The FDA went against its panel's recommendation and decided in August not to approve the device, saying it was concerned about the quality of the studies and that some patients' depression worsened even with the device.

When Cyberonics gave the FDA more data showing that 18 percent of patients were depression free, 35 percent had reduced depressive symptoms by half and 57 percent had some benefit after two years of treatment, the FDA gave the stimulator preliminary approval in February.

Final approval was expected by the end of May but continuing debate could delay that.

On May 11, the consumer group Public Citizen wrote the FDA, opposing the approval of the device because it "does not come close to meeting FDA's approval standards, and may well do more harm than good."

Cyberonics said the Senate Finance Committee was also examining the FDA's handling of the device's approval process. FDA spokeswoman Kathleen K. Quinn declined comment because the device's application is pending, and a committee spokeswoman did not return a call seeking comment.

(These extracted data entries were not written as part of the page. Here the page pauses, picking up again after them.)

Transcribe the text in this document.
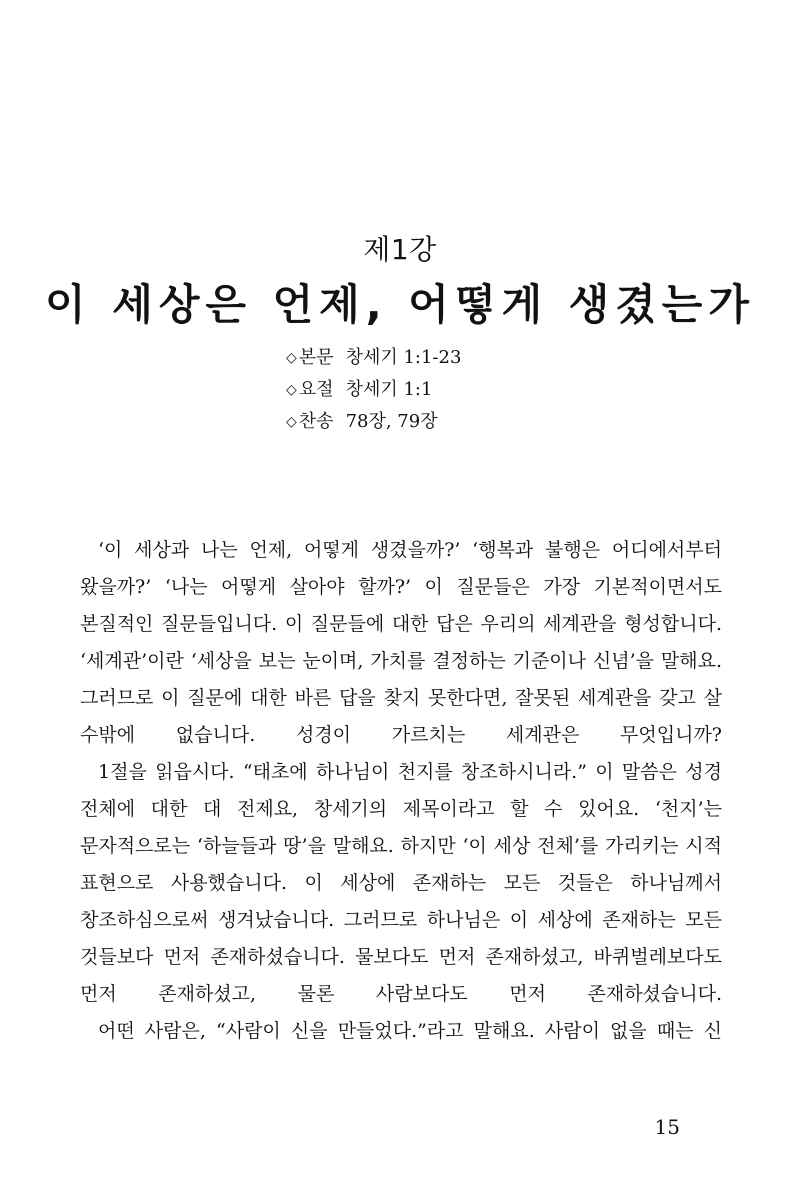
제1강
이 세상은 언제, 어떻게 생겼는가
◇ 본문 창세기 1:1-23
◇ 요절 창세기 1:1
◇ 찬송 78장, 79장

‘이 세상과 나는 언제, 어떻게 생겼을까?’ ‘행복과 불행은 어디에서부터 왔을까?’ ‘나는 어떻게 살아야 할까?’ 이 질문들은 가장 기본적이면서도 본질적인 질문들입니다. 이 질문들에 대한 답은 우리의 세계관을 형성합니다. ‘세계관’이란 ‘세상을 보는 눈이며, 가치를 결정하는 기준이나 신념’을 말해요. 그러므로 이 질문에 대한 바른 답을 찾지 못한다면, 잘못된 세계관을 갖고 살 수밖에 없습니다. 성경이 가르치는 세계관은 무엇입니까?

1절을 읽읍시다. “태초에 하나님이 천지를 창조하시니라.” 이 말씀은 성경 전체에 대한 대 전제요, 창세기의 제목이라고 할 수 있어요. ‘천지’는 문자적으로는 ‘하늘들과 땅’을 말해요. 하지만 ‘이 세상 전체’를 가리키는 시적 표현으로 사용했습니다. 이 세상에 존재하는 모든 것들은 하나님께서 창조하심으로써 생겨났습니다. 그러므로 하나님은 이 세상에 존재하는 모든 것들보다 먼저 존재하셨습니다. 물보다도 먼저 존재하셨고, 바퀴벌레보다도 먼저 존재하셨고, 물론 사람보다도 먼저 존재하셨습니다.

어떤 사람은, “사람이 신을 만들었다.”라고 말해요. 사람이 없을 때는 신

15
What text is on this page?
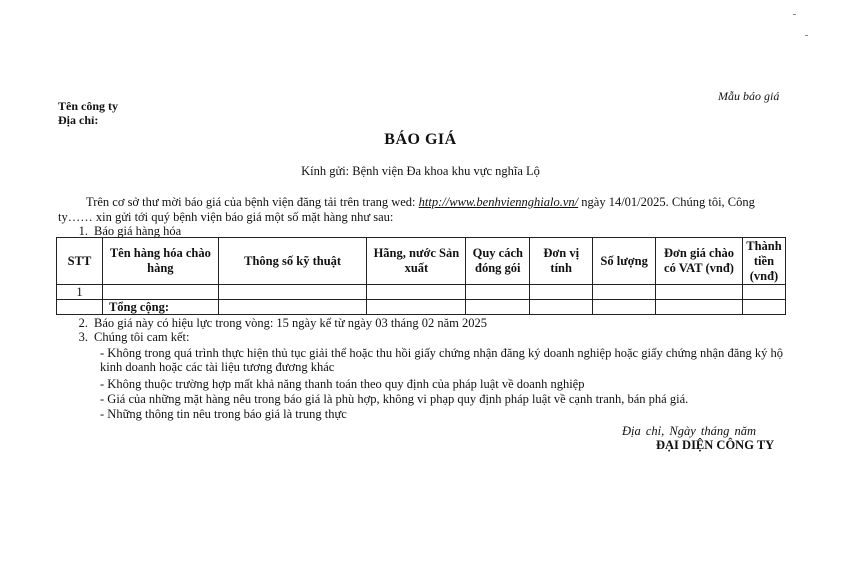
Mẫu báo giá
Tên công ty
Địa chỉ:
BÁO GIÁ
Kính gửi: Bệnh viện Đa khoa khu vực nghĩa Lộ
Trên cơ sở thư mời báo giá của bệnh viện đăng tải trên trang wed: http://www.benhviennghialo.vn/ ngày 14/01/2025. Chúng tôi, Công ty…… xin gửi tới quý bệnh viện báo giá một số mặt hàng như sau:
1. Báo giá hàng hóa
STT	Tên hàng hóa chào hàng	Thông số kỹ thuật	Hãng, nước Sản xuất	Quy cách đóng gói	Đơn vị tính	Số lượng	Đơn giá chào có VAT (vnđ)	Thành tiền (vnđ)
1								
	Tổng cộng:							
2. Báo giá này có hiệu lực trong vòng: 15 ngày kể từ ngày 03 tháng 02 năm 2025
3. Chúng tôi cam kết:
- Không trong quá trình thực hiện thủ tục giải thể hoặc thu hồi giấy chứng nhận đăng ký doanh nghiệp hoặc giấy chứng nhận đăng ký hộ kinh doanh hoặc các tài liệu tương đương khác
- Không thuộc trường hợp mất khả năng thanh toán theo quy định của pháp luật về doanh nghiệp
- Giá của những mặt hàng nêu trong báo giá là phù hợp, không vi phạp quy định pháp luật về cạnh tranh, bán phá giá.
- Những thông tin nêu trong báo giá là trung thực
Địa chỉ, Ngày tháng năm
ĐẠI DIỆN CÔNG TY
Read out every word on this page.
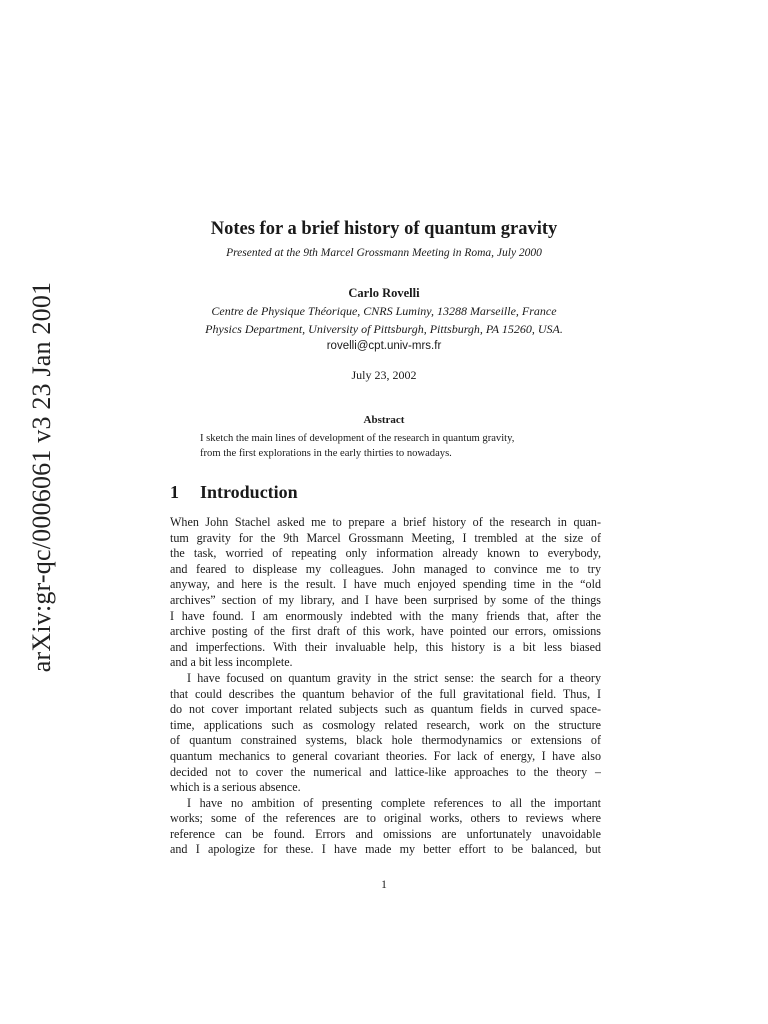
arXiv:gr-qc/0006061 v3 23 Jan 2001
Notes for a brief history of quantum gravity
Presented at the 9th Marcel Grossmann Meeting in Roma, July 2000
Carlo Rovelli
Centre de Physique Théorique, CNRS Luminy, 13288 Marseille, France
Physics Department, University of Pittsburgh, Pittsburgh, PA 15260, USA.
rovelli@cpt.univ-mrs.fr
July 23, 2002
Abstract
I sketch the main lines of development of the research in quantum gravity,
from the first explorations in the early thirties to nowadays.
1 Introduction
When John Stachel asked me to prepare a brief history of the research in quan-
tum gravity for the 9th Marcel Grossmann Meeting, I trembled at the size of
the task, worried of repeating only information already known to everybody,
and feared to displease my colleagues. John managed to convince me to try
anyway, and here is the result. I have much enjoyed spending time in the “old
archives” section of my library, and I have been surprised by some of the things
I have found. I am enormously indebted with the many friends that, after the
archive posting of the first draft of this work, have pointed our errors, omissions
and imperfections. With their invaluable help, this history is a bit less biased
and a bit less incomplete.
I have focused on quantum gravity in the strict sense: the search for a theory
that could describes the quantum behavior of the full gravitational field. Thus, I
do not cover important related subjects such as quantum fields in curved space-
time, applications such as cosmology related research, work on the structure
of quantum constrained systems, black hole thermodynamics or extensions of
quantum mechanics to general covariant theories. For lack of energy, I have also
decided not to cover the numerical and lattice-like approaches to the theory –
which is a serious absence.
I have no ambition of presenting complete references to all the important
works; some of the references are to original works, others to reviews where
reference can be found. Errors and omissions are unfortunately unavoidable
and I apologize for these. I have made my better effort to be balanced, but
1
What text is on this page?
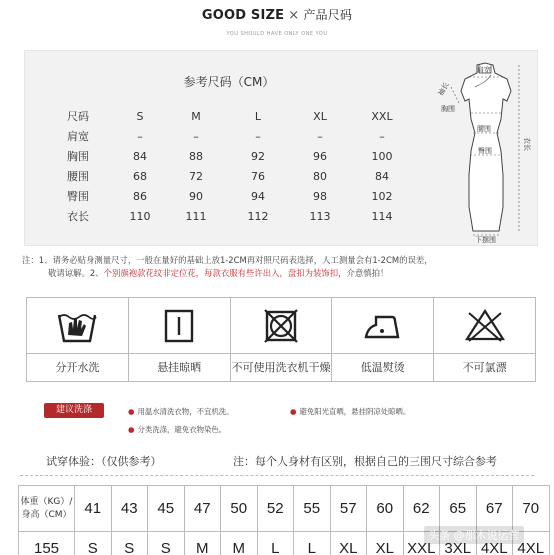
GOOD SIZE × 产品尺码
YOU SHOULD HAVE ONLY ONE YOU
参考尺码（CM）
尺码	S	M	L	XL	XXL
肩宽	–	–	–	–	–
胸围	84	88	92	96	100
腰围	68	72	76	80	84
臀围	86	90	94	98	102
衣长	110	111	112	113	114
肩宽
袖长
胸围
腰围
臀围	衣长
下摆围
注：1、请务必贴身测量尺寸，一般在量好的基础上放1-2CM再对照尺码表选择，人工测量会有1-2CM的误差，
敬请谅解。2、个别旗袍款花纹非定位花，每款衣服有些许出入，盘扣为装饰扣，介意慎拍！
分开水洗	悬挂晾晒	不可使用洗衣机干燥	低温熨烫	不可氯漂
建议洗涤	● 用温水清洗衣物，不宜机洗。	● 避免阳光直晒，悬挂阴凉处晾晒。
● 分类洗涤，避免衣物染色。
试穿体验：（仅供参考）	注：每个人身材有区别，根据自己的三围尺寸综合参考
体重（KG）/
身高（CM）	41	43	45	47	50	52	55	57	60	62	65	67	70
155	S	S	S	M	M	L	L	XL	XL	XXL	3XL	4XL	4XL
头条 @那木说运营
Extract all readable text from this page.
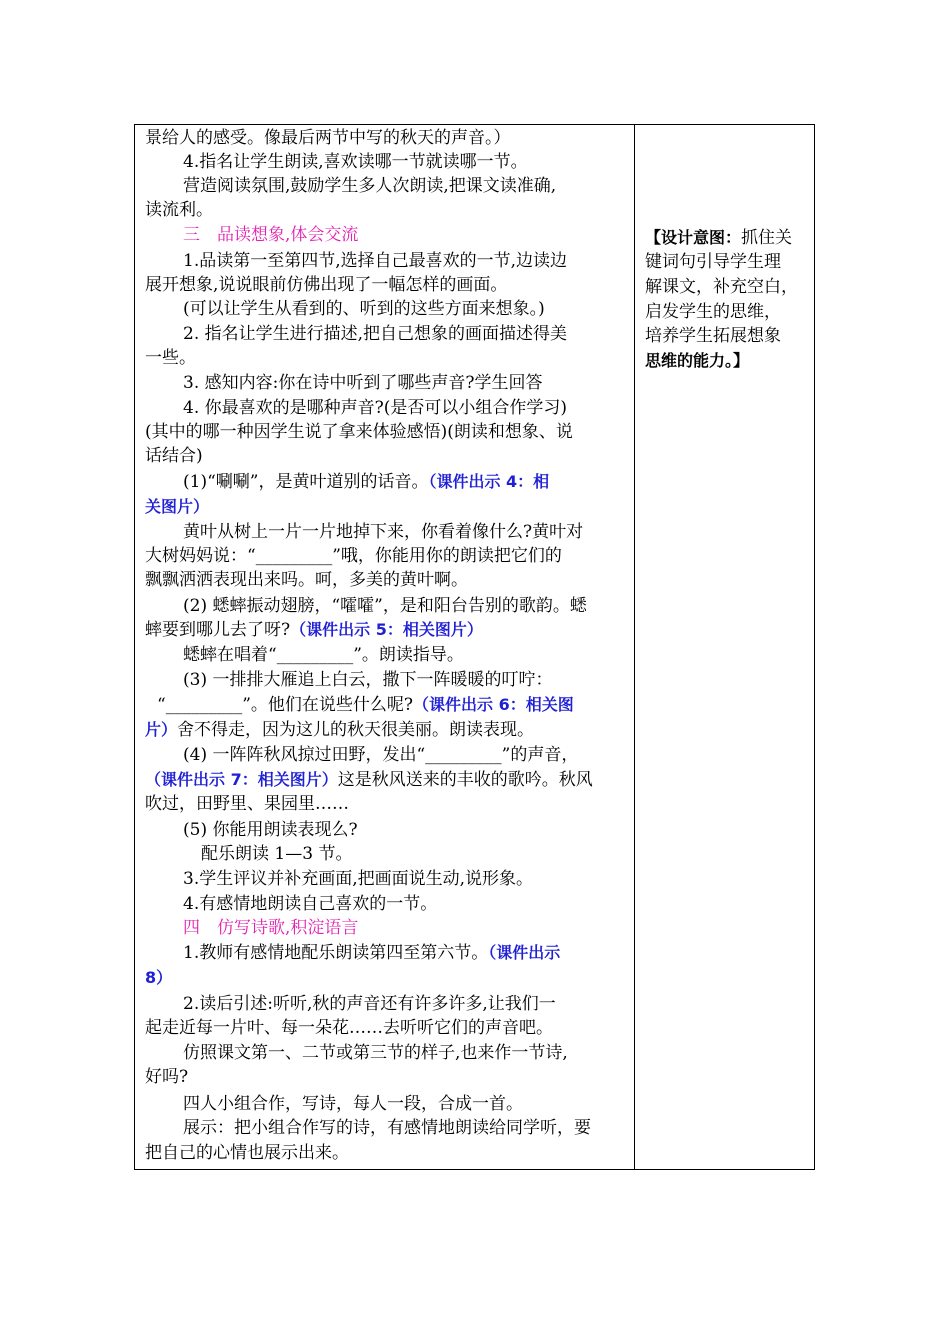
景给人的感受。像最后两节中写的秋天的声音。）
4.指名让学生朗读,喜欢读哪一节就读哪一节。
营造阅读氛围,鼓励学生多人次朗读,把课文读准确,
读流利。
三　品读想象,体会交流
1.品读第一至第四节,选择自己最喜欢的一节,边读边
展开想象,说说眼前仿佛出现了一幅怎样的画面。
(可以让学生从看到的、听到的这些方面来想象。)
2. 指名让学生进行描述,把自己想象的画面描述得美
一些。
3. 感知内容:你在诗中听到了哪些声音?学生回答
4. 你最喜欢的是哪种声音?(是否可以小组合作学习)
(其中的哪一种因学生说了拿来体验感悟)(朗读和想象、说
话结合)
(1)“唰唰”，是黄叶道别的话音。（课件出示 4：相
关图片）
黄叶从树上一片一片地掉下来，你看着像什么?黄叶对
大树妈妈说：“_________”哦，你能用你的朗读把它们的
飘飘洒洒表现出来吗。呵，多美的黄叶啊。
(2) 蟋蟀振动翅膀，“嚯嚯”，是和阳台告别的歌韵。蟋
蟀要到哪儿去了呀?（课件出示 5：相关图片）
蟋蟀在唱着“_________”。朗读指导。
(3) 一排排大雁追上白云，撒下一阵暖暖的叮咛：
“_________”。他们在说些什么呢?（课件出示 6：相关图
片）舍不得走，因为这儿的秋天很美丽。朗读表现。
(4) 一阵阵秋风掠过田野，发出“_________”的声音，
（课件出示 7：相关图片）这是秋风送来的丰收的歌吟。秋风
吹过，田野里、果园里……
(5) 你能用朗读表现么?
配乐朗读 1—3 节。
3.学生评议并补充画面,把画面说生动,说形象。
4.有感情地朗读自己喜欢的一节。
四　仿写诗歌,积淀语言
1.教师有感情地配乐朗读第四至第六节。（课件出示
8）
2.读后引述:听听,秋的声音还有许多许多,让我们一
起走近每一片叶、每一朵花……去听听它们的声音吧。
仿照课文第一、二节或第三节的样子,也来作一节诗,
好吗?
四人小组合作，写诗，每人一段，合成一首。
展示：把小组合作写的诗，有感情地朗读给同学听，要
把自己的心情也展示出来。
【设计意图：抓住关
键词句引导学生理
解课文，补充空白，
启发学生的思维，
培养学生拓展想象
思维的能力。】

Final FDA approval could mean $1 billion in revenue by 2010, compared to $300 million in revenue for the device's treatment of epilepsy, Cyberonics predicts. The company's stock price has also dramatically risen and fallen during the approval process. The stock fell 27 cents on Friday to close at $37.51. It has traded in a range between $12.78 and $46.71 over the last year.

John O'Reardon, an assistant professor of psychiatry at the University of Pennsylvania, said he would use it with patients.

"It's had a rocky road to approval," he said. "I would say it probably does mean there is some question mark, but there is always some question mark when a new treatment is approved."